Polí­tica

Foto: Divulgação Adriano Rabelo será o maior favorecido com o aumento Adriano Rabelo será o maior favorecido com o aumento

A Câmara de Colinas do Tocantins aprovou nessa semana um novo Projeto de Lei Complementar (nº 003/2017) que corrige em cerca de 30% os subsídios pagos ao prefeito Adriano Rabelo (PRB), vice-prefeito e secretários municipais. Essa é a terceira vez em que a Câmara aprova matéria relativa a aumento salarial de agentes políticos.

Nas outras duas vezes, os reajustes de aproximadamente 100% foram derrubados pela justiça por ofensa à Lei de Responsabilidade Fiscal e aos princípios da moralidade, impessoalidade e anterioridade em as ações populares foram propostas pelo advogado Arnaldo Filho, de Araguaína.

Dessa vez, o projeto foi aprovado com 8 votos favoráveis e 4 contrários - um vereador faltou. Favoráveis ao aumento: Azia (PSC); Canhoto da Patrol (PV); Augusto Agra (PRB), Washington Aires (PR); Marcão (PRB), Roni Farias (PSL), Júnior Pacheco (PPS) e Esdras Ramos (PSDB).

Os contrários são: Ivanilson Maranhão (PT), Professora Raimundinha (PSD), Leandro Coutinho (PT) e Marceli Rodrigues (PT). Romerito da Saúde (PT) faltou a sessão de votação. 

Conforme a Lei Orgânica do Município, a fixação dos subsídios dos agentes políticos deve ocorrer pelos menos 30 dias antes das eleições municipais, caso contrário, vigorará o subsídio pago em dezembro/2016 atualizado monetariamente pelo índice oficial (INPC/IBGE). Por essa regra, a correção deveria ser de 6,57%. Porém, os vereadores aprovaram a correção considerando os últimos quatro anos, o que perfaz 29,62%.

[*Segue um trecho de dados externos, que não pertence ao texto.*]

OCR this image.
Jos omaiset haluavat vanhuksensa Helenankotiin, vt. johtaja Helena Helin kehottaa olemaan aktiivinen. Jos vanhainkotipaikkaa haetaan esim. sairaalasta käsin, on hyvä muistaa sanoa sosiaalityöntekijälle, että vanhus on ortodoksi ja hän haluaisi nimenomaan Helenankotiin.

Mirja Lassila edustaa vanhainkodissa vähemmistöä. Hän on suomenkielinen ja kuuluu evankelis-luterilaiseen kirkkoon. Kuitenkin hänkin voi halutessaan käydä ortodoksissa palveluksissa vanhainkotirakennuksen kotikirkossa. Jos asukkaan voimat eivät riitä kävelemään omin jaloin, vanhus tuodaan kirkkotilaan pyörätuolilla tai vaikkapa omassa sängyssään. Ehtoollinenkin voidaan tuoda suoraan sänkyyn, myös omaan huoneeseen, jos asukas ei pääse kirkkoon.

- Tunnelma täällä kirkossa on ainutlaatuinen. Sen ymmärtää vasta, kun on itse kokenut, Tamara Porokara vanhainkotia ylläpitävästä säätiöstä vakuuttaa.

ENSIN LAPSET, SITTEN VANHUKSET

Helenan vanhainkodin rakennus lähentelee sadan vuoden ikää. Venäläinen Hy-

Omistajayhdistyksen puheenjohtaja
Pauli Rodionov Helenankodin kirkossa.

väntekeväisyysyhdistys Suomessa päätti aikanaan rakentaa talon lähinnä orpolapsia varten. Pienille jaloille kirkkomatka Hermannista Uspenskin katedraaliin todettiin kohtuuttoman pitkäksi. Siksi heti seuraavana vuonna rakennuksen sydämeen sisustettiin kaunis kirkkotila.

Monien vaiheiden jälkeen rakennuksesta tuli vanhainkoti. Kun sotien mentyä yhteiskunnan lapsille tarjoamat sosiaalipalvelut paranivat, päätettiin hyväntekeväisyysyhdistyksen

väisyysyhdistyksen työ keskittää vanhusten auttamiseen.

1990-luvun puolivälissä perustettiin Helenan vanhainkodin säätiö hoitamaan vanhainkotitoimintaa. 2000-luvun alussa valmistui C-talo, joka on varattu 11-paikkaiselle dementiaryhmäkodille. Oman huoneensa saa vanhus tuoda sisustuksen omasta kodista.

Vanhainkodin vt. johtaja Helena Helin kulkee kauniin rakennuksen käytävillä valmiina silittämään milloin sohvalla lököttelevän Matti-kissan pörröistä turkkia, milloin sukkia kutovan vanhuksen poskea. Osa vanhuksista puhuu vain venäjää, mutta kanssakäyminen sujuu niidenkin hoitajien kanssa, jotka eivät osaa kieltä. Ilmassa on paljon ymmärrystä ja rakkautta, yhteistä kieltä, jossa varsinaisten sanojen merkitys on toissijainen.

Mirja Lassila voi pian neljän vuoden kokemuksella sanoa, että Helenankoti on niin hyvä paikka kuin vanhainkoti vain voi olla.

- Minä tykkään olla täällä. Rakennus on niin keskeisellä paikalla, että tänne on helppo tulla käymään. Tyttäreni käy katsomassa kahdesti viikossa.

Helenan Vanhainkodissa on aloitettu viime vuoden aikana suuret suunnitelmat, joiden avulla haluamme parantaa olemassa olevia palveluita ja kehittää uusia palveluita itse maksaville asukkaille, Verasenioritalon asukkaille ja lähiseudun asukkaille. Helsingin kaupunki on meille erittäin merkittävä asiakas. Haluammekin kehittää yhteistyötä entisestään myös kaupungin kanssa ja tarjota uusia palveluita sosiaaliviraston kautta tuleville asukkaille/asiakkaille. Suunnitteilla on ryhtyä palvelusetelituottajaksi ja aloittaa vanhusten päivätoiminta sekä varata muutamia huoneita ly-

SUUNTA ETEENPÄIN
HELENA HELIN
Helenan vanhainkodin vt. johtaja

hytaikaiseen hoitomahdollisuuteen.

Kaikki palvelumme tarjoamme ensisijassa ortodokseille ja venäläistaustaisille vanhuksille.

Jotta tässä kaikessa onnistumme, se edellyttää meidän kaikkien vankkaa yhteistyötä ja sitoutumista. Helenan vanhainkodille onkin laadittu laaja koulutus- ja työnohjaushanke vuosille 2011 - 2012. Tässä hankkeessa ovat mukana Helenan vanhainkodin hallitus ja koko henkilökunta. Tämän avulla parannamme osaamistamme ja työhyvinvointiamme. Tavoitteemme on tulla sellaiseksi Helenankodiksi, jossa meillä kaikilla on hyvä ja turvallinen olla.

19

Para o advogado, esse entendimento está, mais uma vez, equivocado. “A Administração Pública rege-se pelo princípio da legalidade, ou seja, o administrador só pode fazer aquilo que a lei expressamente lhe autoriza. Ocorre que o parágrafo único do art. 87 da Lei Orgânica do Município de Colinas não autoriza que essa correção alcance todo o período de quatro anos, do mandato anterior. Deram uma interpretação absurdamente extensiva para aprovar uma correção salarial que não é autorizada expressamente”, explicou Arnaldo Filho.  

Com essa manobra, o subsídio pago ao prefeito saltará de R$ 16 mil para R$ 20,7 mil – o mesmo valor previsto nos decretos que foram anulados pela Justiça.

Vereador explica 

Em entrevista ao Conexão Tocantins na manhã desta quarta-feira, 10, o vereador Marceli Rodrigues (PT), que é vice-presidente da Câmara de Colinas, disse que o PL passará a valer a partir do momento em que o prefeito sancionar. "A matéria foi ontem para o prefeito e a partir de hoje, sendo publicada, entra em vigor", afirmou. 

Segundo Marceli, o PL é de autoria da mesa diretora da Casa, sob a presidência de Washington Aires. "Os dois decretos legislativos anteriores foram anulados (tentativas de aumento) e tendo a mesa diretora e por orientação do Judiciário (para a correção regular), apresentou-se a lei baseada no Artigo 39 da Constituição e da Lei Orgânica no Art 87, parágrafo III, que diz que tem que fazer as correções em cima do índice inflacional. A mesa diretora apresentou e todos os três membros da mesa assinaram", disse. 

De acordo com o vereador, o voto da mesa diretora não era unânime. "Eu, por exemplo, por ser vice-presidente, propus emenda só que eles colocaram o projeto em duas sessões seguidas, segunda-feira à noite, e aí ficou a minha proposta que era fazer a correção por cima do ajuste simples e não o composto que é juros sobre juros. Pedi para alterar", disse. Esse foi um dos motivos para Marceli votar contra.

O Conexão Tocantins tentou contato com a Câmara de Colinas e gestão da cidade para posicionamento, mas não obteve êxito nas ligações. O espaço continua.